In terms of teachers, they said most felt the transition was going well.

“They’ve got some frustrations here and there with the technology and all that, but they’re having good experiences and we’re hearing from the kids that they are engaged in their schoolwork and that’s the goal,” Auger said. 

As for parents and students on adjusting to the new system, Mancieri’s advise was to be patient with the system.

“I would think my advice would be to just have patience,” Mancieri said. “Everything is brand new for most of them. We had a principal send a video out to her community yesterday, Kaitlin Donahue. Many principals did, but she had her two little ones on the bed, she had her dogs, a little dog and a big dog. One of the kids was a little baby and was kind of falling over and at the same time she was reading a book to all of her students at Hamilton that she missed and I was laughing because that is really what’s going on. At the same time we have teachers that are trying to teach and we have parents that are at home and they have that same situation, maybe they’re a teacher at a different school and they also have to teach their kids and then have to help their own children, so I think patience is definitely the name of the game and to realize that anything that we miss we’re going to back up and we’re going to help the kids with once we get back to normal but for right now just do the best that you can, that’s all we can ask.”
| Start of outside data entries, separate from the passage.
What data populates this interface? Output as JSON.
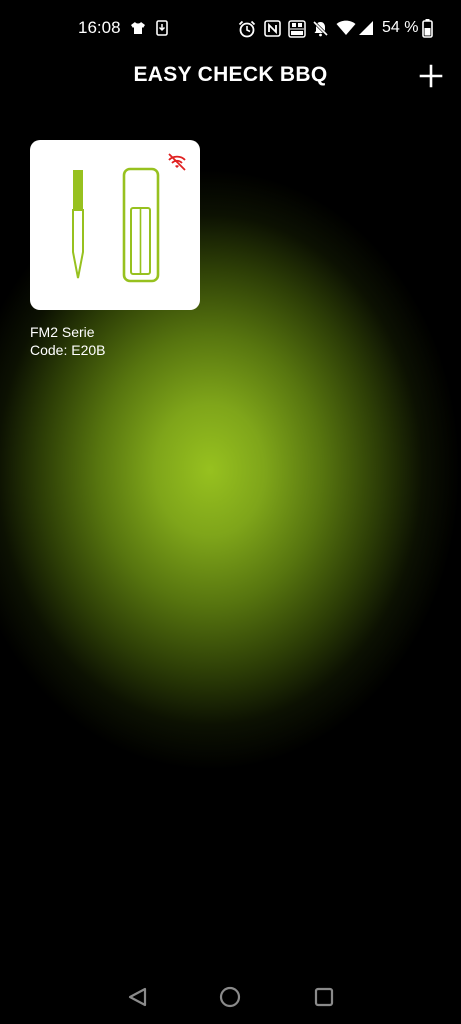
{
  "status_bar": {
    "time": "16:08",
    "battery_percent": "54 %",
    "icons": [
      "shirt-icon",
      "sim-download-icon",
      "alarm-icon",
      "nfc-icon",
      "volte-icon",
      "mute-icon",
      "wifi-icon",
      "signal-icon",
      "battery-icon"
    ]
  },
  "header": {
    "title": "EASY CHECK BBQ",
    "add_icon": "plus-icon"
  },
  "devices": [
    {
      "name": "FM2 Serie",
      "code": "Code: E20B",
      "connection_icon": "wifi-off-icon",
      "image_icon": "probe-thermometer-icon"
    }
  ],
  "nav_bar": {
    "icons": [
      "back-icon",
      "home-icon",
      "recents-icon"
    ]
  },
  "colors": {
    "accent": "#97c11f",
    "background": "#000000",
    "disconnect": "#e02020"
  }
}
She also had particular praise for English Language Learner (ELL) and special education teachers for adjusting their usual plans to this new technology while keeping with students Individualized Education Programs (IEPs) and working one-on-one with students through this new environment.

In addition to distance learning, the district is still providing breakfast and lunch to anyone 18 and under in North Kingstown Monday through Friday from 11 a.m. to noon at Wilson Park and 12:15 p.m. to 1:15 p.m. at McGinn Park. 

Further updates on what’s going on in the district during this pandemic can be found on the district website at nksd.net or by downloading the North Kingstown School Department app available in all major app stores.